Thoughts on tutoring

My tutoring schedule runs one week on, one week off. This week is on, and so it’s pretty teaching intensive, which means PhD write-ups tend to drop off for a few days as I use my energy towards teaching

Part of the problem work wise is that I’m teaching a fourth year course (Computer Vision). Despite how good you think you know the material it’s always hard to teach a third year or above course as the material is never trivial. You invariably have to relearn things and then think about how to explain them. In my case I have to learn some things for the first time, as most of my computer vision knowledge was self-taught for the purposes of my research and I’ve focused on the areas I need.

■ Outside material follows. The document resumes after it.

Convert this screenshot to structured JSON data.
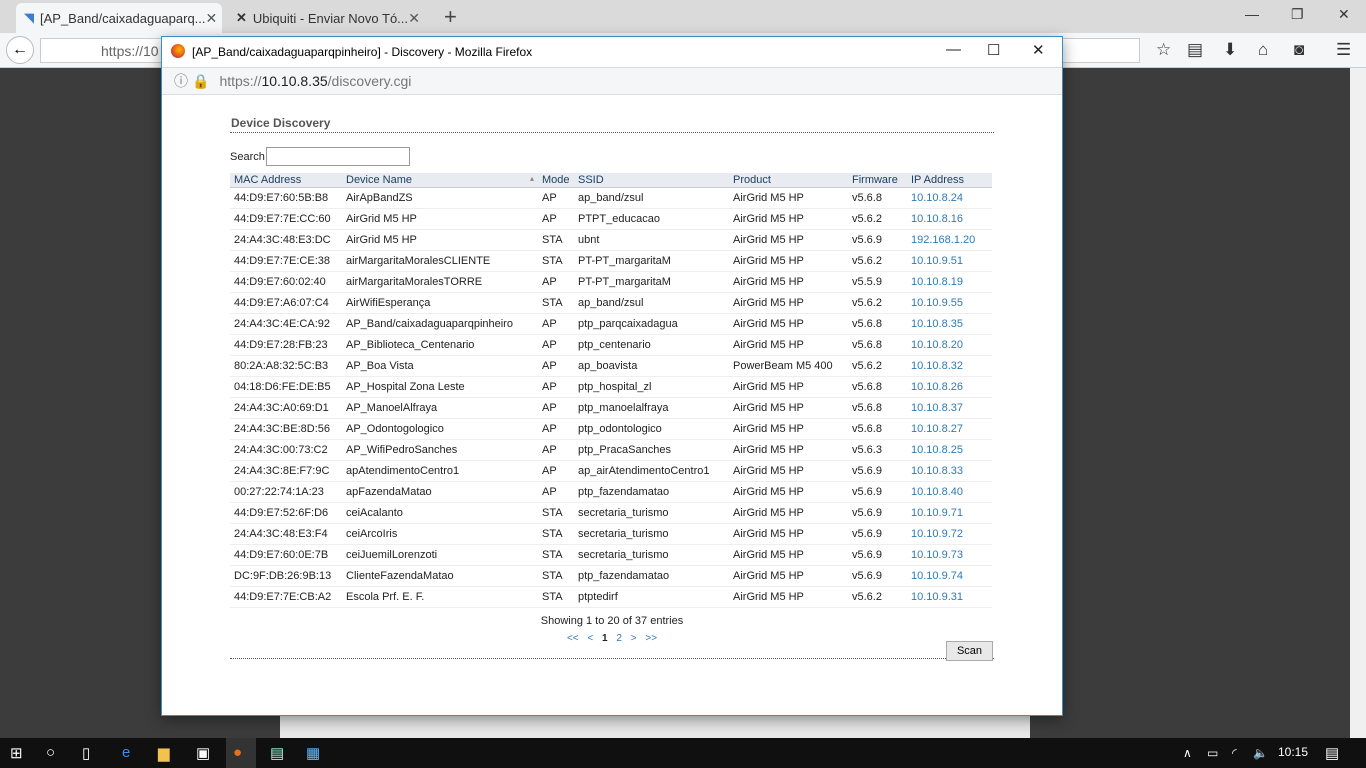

My favourite subject to teach/tutor is second year algorithms and data structures. There’s usually an equivalent in every computer science course. It’s one of the first purely computer sciencey subjects a student will learn after getting to grips with a programming language. As a topic it’s also the sort of thing a good programmer will already need to know for their work, so it’s a breeze to refresh on the theory. You can then concentrate on figuring out the best way of teaching it to students, which is the fun part.

I’ve tutored first year introduction to programming classes too, and while the subject matter is easy the teaching is a lot harder. The problem is that if you’ve been programming for a while you most likely cannot remember what it was like when you first learnt a language, and with programming its one of these things where student go through stages where they need a flash of insight to get from “just don’t get it” to “now I do”. But if you’ve been programming for a while or from a young age you just can’t remember what the bits were you don’t get, as you’ve been breaking problems down into programs all your life. It’s like teaching early algebra to kids (something I’ve also done); it’s really hard to understand exactly why the students are having trouble because you’ve been using letters to replace numeric unknowns for as long as you can remember.

I’ve also been out of the teaching schtick for a while, so my voice isn’t up to the task. On the weeks I’ve got on, I tend to be talking nearly non-stop, and as a generally quiet individual my vocal chords aren’t geared to that kind of use. By the weekend I’ll have probably lost my voice again. Good thing most of what I do tends not to require it.